"No," he reluctantly admitted. Then he said, "You mentioned that we might be distantly related, Grandmama. How?"
"As I remember the tale," the dowager duchess began, "and I should have to consult the family Bible, dear boy, to be entirely accurate, but this is what I recall. The first Duke of Farminster was created so by King Charles upon his restoration. Your ancestor had grown up with the king, and gone into exile with him. They were bound by their friendship, loyalty, and by the curious coincidence of having the same birth date. The Earl of Farminster, who became the first duke, had a younger brother who remained behind in England to protect the estates, and two younger sisters. These young women were married. The eldest to a Kimberly, and the younger to a Meredith. Both men were royalists who remained in England working for the king's restoration. When it came, your ancestor saw that his brothers-in-law were rewarded.
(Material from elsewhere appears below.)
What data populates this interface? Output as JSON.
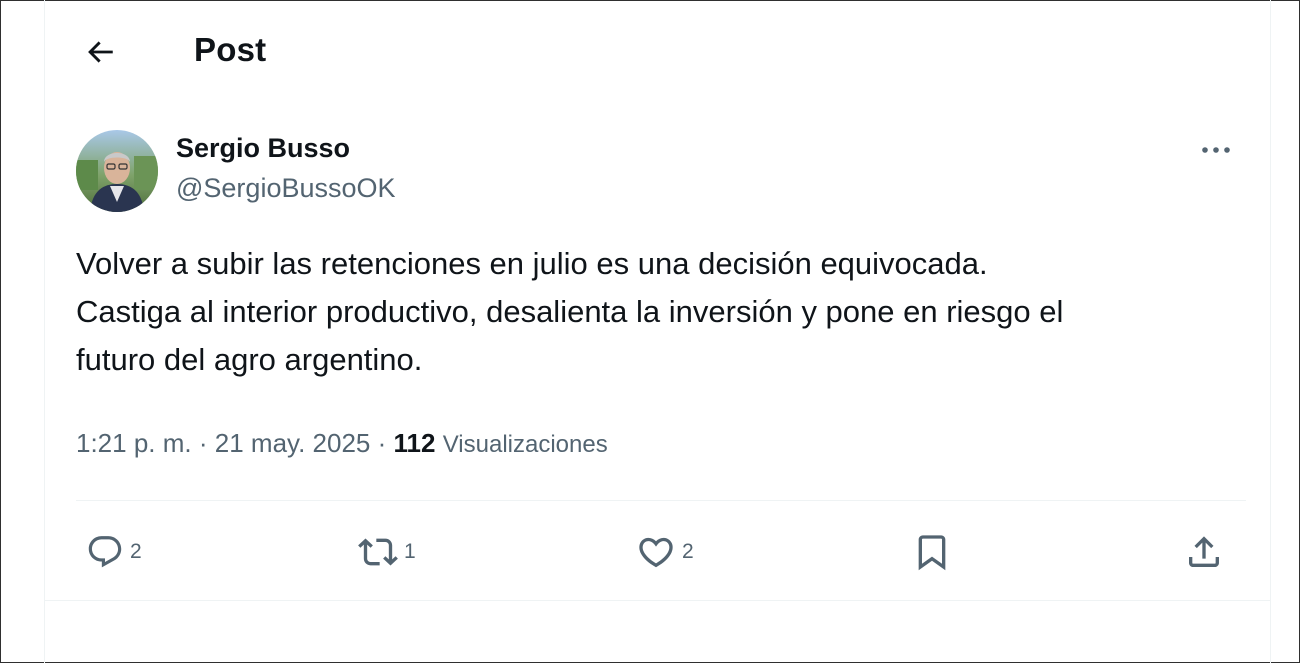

The island of St. Timothy was given to them by the king and they emigrated to become sugar planters. The last Kimberly, Robert, ahhh, now I remember, married the last Meredith, Emily. It is their daughter, the heiress, who will be your wife."
"But Emily Kimberly is dead, and Robert remarried," the duke said. "What else do you know, Grandmama?"
"Nought, dear boy. The rest you shall learn yourself when you reach St. Timothy."
"The girl might be dead," the duke suggested hopefully.